I think the choreography is quite significant, symbolically. The film is actually titled "The child from on high" in its original and has played throughout with the notion that Simon gets by in part by both craving to be a part of the social world "on high" - the one time he himself uses the phrase "en haut" ("on high") in the film is to rationalize that 'those people' are oblivious to his stealings and represent a world where money is easy and things are always replaceable - and also making his own 'living' (such as it is) off those well-heeled "on high" - and also inserting himself in it, at times facilely and at times very awkwardly and blatantly out of sync with it.

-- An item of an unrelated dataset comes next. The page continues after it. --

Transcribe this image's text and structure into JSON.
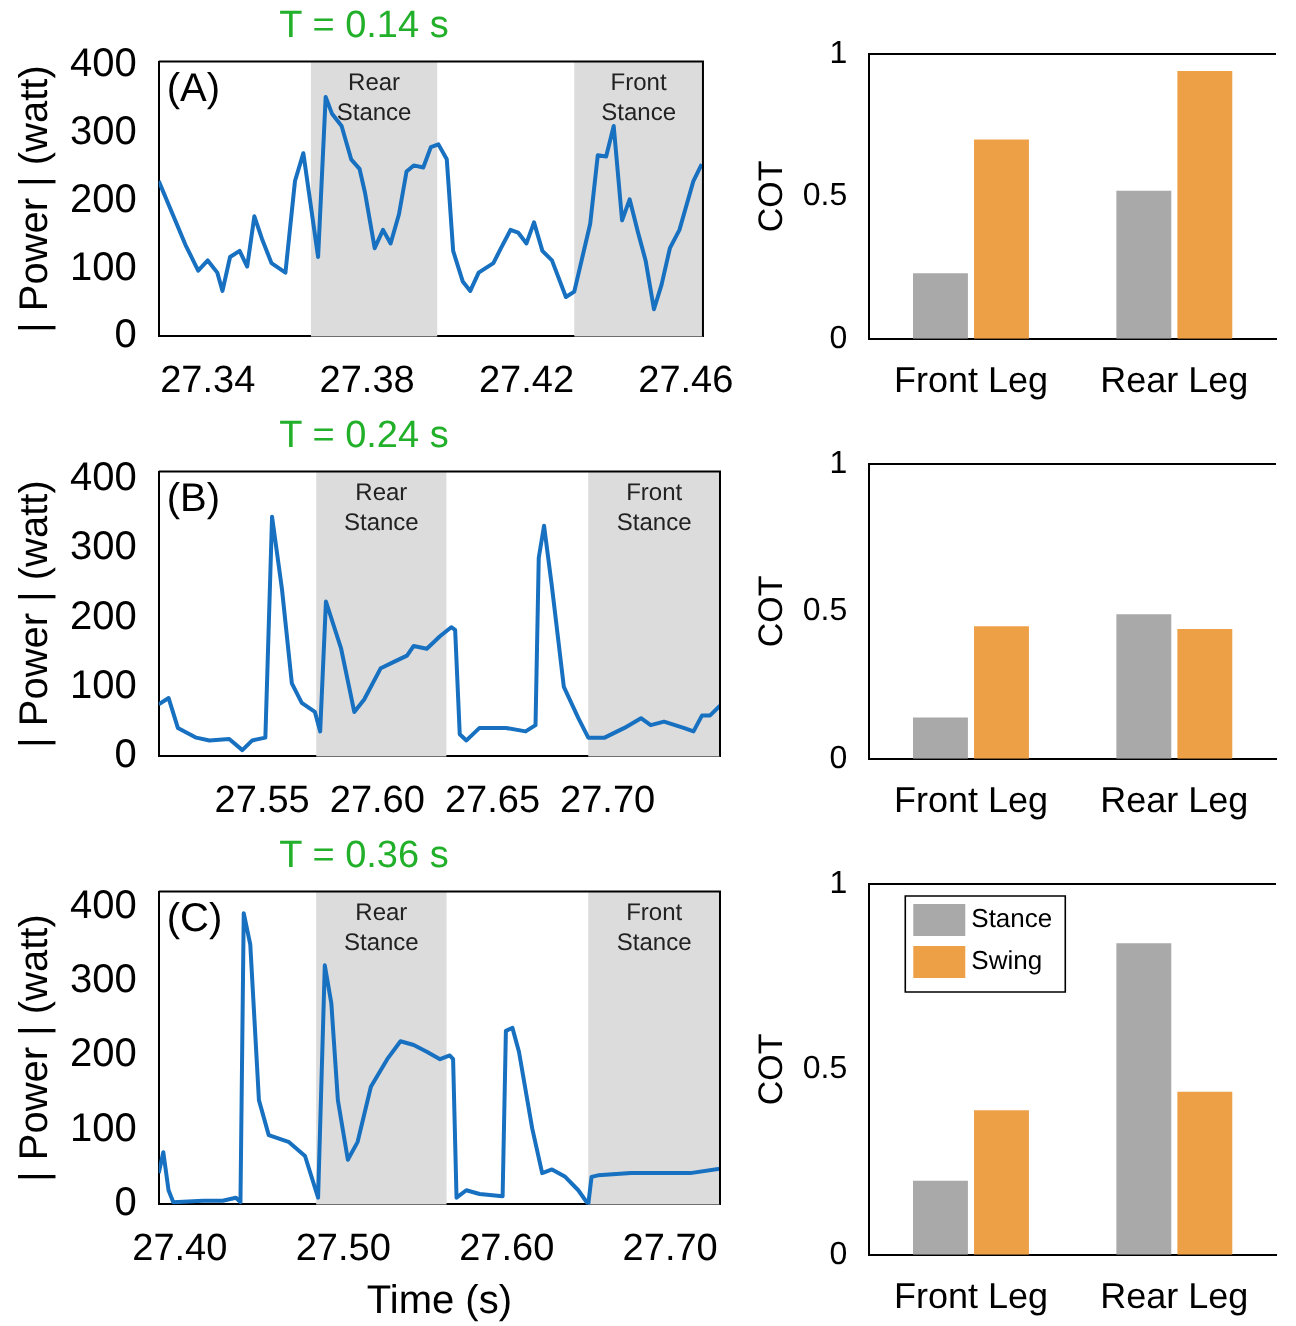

His "sister" has no such comfort zone "on high" (although "comfort zone" isn't quite the right term for him either - as brazenly as he zips in and out with his loot, almost as smoothly as one skiing through mogels, there is nevertheless a kind of constant tension we sense and occasionally see surface when he finds himself caught red-handed. Its implicit that she would not be able to pass herself off as from 'on high' and while more than content to live off his means, she also doesn't seem to display the same brazenness that makes him so independent a creature amongst them. She also lights up at a prospect of becoming one of them but by winning over well-heeled lovers, yet with a degree of dependence that is a relic of traditional gender roles - and which plays out even in their "sibling" dynamic as she lets him be the breadwinner and where she allows herself to blow his hard-"earned" booty.
(SPOILER ALERT)
So when we see them passing in opposite directions on the ski lift, he coming down from "on high," it's not coincidence that, when she finally acts on a maternal instinct and need to find him, it's a moment that has led her to go searching for him in his adopted world on high just as he is resurrecting himself from his despair and sense of complete abandonment at ski season's end and heading down - to the world he was born into, his modus operandi now inoperative for the foreseeable future. He is descending from his false-self manipulation of that world 'on high' to have to find a new m.o., while feeling the failure of a would-be emotional fantasy with the English mother he 'adopted', whose affection he has blown and lost, and thinking he is also now totally alone in the world as his real mother had already abandoned him too, with words of rebuke and resentment of his existence.
Their passing in opposing ski lift cabins provides (as well as the symbolism of their respective uphill-downhill m.o.s for survival) a way to depict symbolically the gulf between these two, where survival drives have made them mutually suspect of each other's true priorities (he especially of hers) and there has been ruptured trust between them that has played out in ongoing ways, creating walls and seemingly unbridgeable gap of two passing cable cars, but they are glass walls that allow them to see each other and to pound their buried emotional bond, their respective vulnerabilities, with their open palms on the glass toward one another. To me, it is a moment of rebirth, especially for Simon who has perhaps never seen such a potent sign that he genuinely matters - enough to be searched for by someone who knows him just enough to know to look for him "on high."